Feather colour is sensitive to diet (if you don't feed flamingos the particular plankton they're used to, they're white, not pink, frex), so perhaps the zoo (and possibly the ones you've got) doesn't provide the necessary variety of lizards to produce that robust chestnut colour.

The lack of huge trees is certainly a hardship to large tree nesting birds, but I don't think it'll overcome the general raptorial disdain for communal nesting, else osprey would never have taken up nesting on telephone poles.

-- Graydon

Might be Cooper's Hawks...

Date: 2005-08-16 02:11 pm (UTC)
From: (Anonymous)
Upstream, someone suggested Cooper's I don't know how communal they are, but I've seen them near Diamond Lake (South Minneapolis). They also have a white tail band. We also have sharp-shinned hawks, but they're pretty small (according to

Pamela, if you can get a feel for the silhouette in flight, that will help. Cooper'ses(how do you pluralize a possessive that's also a name?) and sharp-shins look like a cross between falcons and a hawks. Short, widish wings and long, slender tail.
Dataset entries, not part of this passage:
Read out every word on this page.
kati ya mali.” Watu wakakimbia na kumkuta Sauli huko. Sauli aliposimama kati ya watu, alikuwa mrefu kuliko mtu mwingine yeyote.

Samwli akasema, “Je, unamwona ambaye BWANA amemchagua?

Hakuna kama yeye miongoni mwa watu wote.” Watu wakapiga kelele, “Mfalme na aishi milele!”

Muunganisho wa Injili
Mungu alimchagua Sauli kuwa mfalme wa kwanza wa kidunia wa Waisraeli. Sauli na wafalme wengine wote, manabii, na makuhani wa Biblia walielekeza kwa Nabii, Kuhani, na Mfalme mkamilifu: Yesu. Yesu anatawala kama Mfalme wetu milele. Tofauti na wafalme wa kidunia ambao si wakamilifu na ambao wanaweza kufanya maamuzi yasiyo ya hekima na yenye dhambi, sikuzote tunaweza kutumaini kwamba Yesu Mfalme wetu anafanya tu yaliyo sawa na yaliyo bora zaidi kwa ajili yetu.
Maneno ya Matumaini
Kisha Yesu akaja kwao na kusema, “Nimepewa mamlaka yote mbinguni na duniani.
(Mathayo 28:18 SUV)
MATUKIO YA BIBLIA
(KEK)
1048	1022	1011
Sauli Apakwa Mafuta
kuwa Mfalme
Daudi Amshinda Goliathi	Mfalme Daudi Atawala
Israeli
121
Patuxent Bird Identification InfoCenter has pictures and stuff
http://www.mbr-pwrc.usgs.gov/Infocenter/infocenter.html

cooper's http://www.mbr-pwrc.usgs.gov/Infocenter/i3330id.html
sharp-shinned http://www.mbr-pwrc.usgs.gov/Infocenter/i3320id.html

And because I must dump every bit of info I have: buteo hawks have "fat" silhouettes--broad wings and a fan-like tail. Falcon's have sharp wings almost like gulls and slender tails.

AND there's a light form of the red-tail called Kreider's hawk. We saw a courting pair at my mother's--very cool. The Raptor Center has one. You should go there on a field trip. The Center is open most days to drop-in visitors.